A good baseball pitcher can throw a baseball toward home plate at ${}^{\mathbf{85}\mathbf{}\mathbf{mi}\mathbf{/}\mathbf{h}}$with a spin${}^{\mathbf{1800}\mathbf{}\mathbf{rev}\mathbf{/}\mathbf{min}}$. How many revolutions does the baseball make on its way to home plate? For simplicity, assume that the${}^{\mathbf{60}\mathbf{}\mathbf{ft}}$ path is a straight line.

The velocity of the baseball,${}^{\mathrm{v}=85\mathrm{mi}/\mathrm{h}}$

The straight path covered by the baseball,${}^{∆\mathrm{x}=60\mathrm{ft}}$

The angular velocity of the baseball,${}^{\mathrm{\omega }=1800\mathrm{rev}/\min }$

Angular velocity represents the rate at which an object rotates about an axis. Angular velocity is a vector quantity, with direction given by right hand rule.

The expression for linear velocity is given as:

$v=\frac{∆x}{∆t}$ … (i)

Here,${}^{∆x}$is the linear displacement and${}^{∆t}$is the time interval.

The expression for angular velocity is given as:

localid="1654330564056" $\omega =\frac{∆\theta }{∆t}$ … (ii)

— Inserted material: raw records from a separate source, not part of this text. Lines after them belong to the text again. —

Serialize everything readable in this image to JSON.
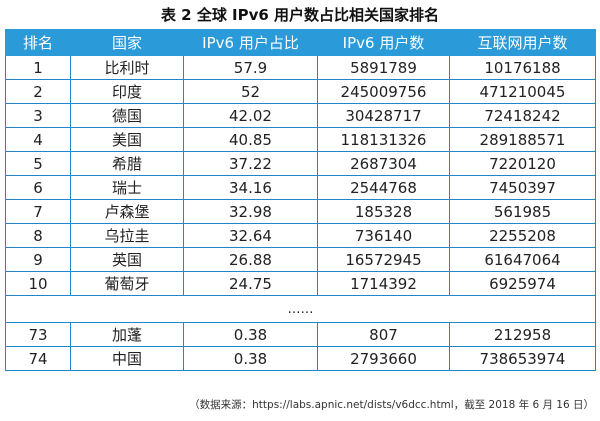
{
  "title": "表 2  全球 IPv6 用户数占比相关国家排名",
  "columns": [
    "排名",
    "国家",
    "IPv6 用户占比",
    "IPv6 用户数",
    "互联网用户数"
  ],
  "rows": [
    [
      "1",
      "比利时",
      "57.9",
      "5891789",
      "10176188"
    ],
    [
      "2",
      "印度",
      "52",
      "245009756",
      "471210045"
    ],
    [
      "3",
      "德国",
      "42.02",
      "30428717",
      "72418242"
    ],
    [
      "4",
      "美国",
      "40.85",
      "118131326",
      "289188571"
    ],
    [
      "5",
      "希腊",
      "37.22",
      "2687304",
      "7220120"
    ],
    [
      "6",
      "瑞士",
      "34.16",
      "2544768",
      "7450397"
    ],
    [
      "7",
      "卢森堡",
      "32.98",
      "185328",
      "561985"
    ],
    [
      "8",
      "乌拉圭",
      "32.64",
      "736140",
      "2255208"
    ],
    [
      "9",
      "英国",
      "26.88",
      "16572945",
      "61647064"
    ],
    [
      "10",
      "葡萄牙",
      "24.75",
      "1714392",
      "6925974"
    ]
  ],
  "ellipsis": "……",
  "tail_rows": [
    [
      "73",
      "加蓬",
      "0.38",
      "807",
      "212958"
    ],
    [
      "74",
      "中国",
      "0.38",
      "2793660",
      "738653974"
    ]
  ],
  "source": "（数据来源：https://labs.apnic.net/dists/v6dcc.html，截至 2018 年 6 月 16 日）",
  "colors": {
    "header_bg": "#2a9ad8",
    "border": "#1f86c8",
    "header_text": "#ffffff"
  }
}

Here,${}^{∆\theta }$is the angular displacement.

Convert the velocity from mi/h to ft/min.

$$\begin{gathered} \mathrm{v}=85\mathrm{mi}/\mathrm{h}\left(\frac{5280\mathrm{ft}}{1{\mathrm{m}}_{\mathrm{i}}}\right)\left(\frac{1\mathrm{h}}{60\min }\right) \\ =7480\mathrm{ft}/\min \end{gathered}$$

Using equation (i), the time interval is calculated as:

$$\begin{gathered} ∆\mathrm{t}=\frac{∆\mathrm{x}}{\mathrm{v}} \\ =\frac{60\mathrm{ft}}{7480\mathrm{ft}/\min } \\ =0.008\min \end{gathered}$$

Thus, the time taken to reach home plate is$0.008\min$.

Using equation (ii), the number of revolutions can be calculated as:

$$\begin{gathered} ∆\mathrm{\theta }=\mathrm{\omega }\times ∆\mathrm{t} \\ =1800\mathrm{rev}/\min \times 0.008\min \\ =14.4\mathrm{rev} \\ \approx 14\mathrm{rev} \end{gathered}$$

Thus, the baseball makes 14 revolutions on its way to home plate.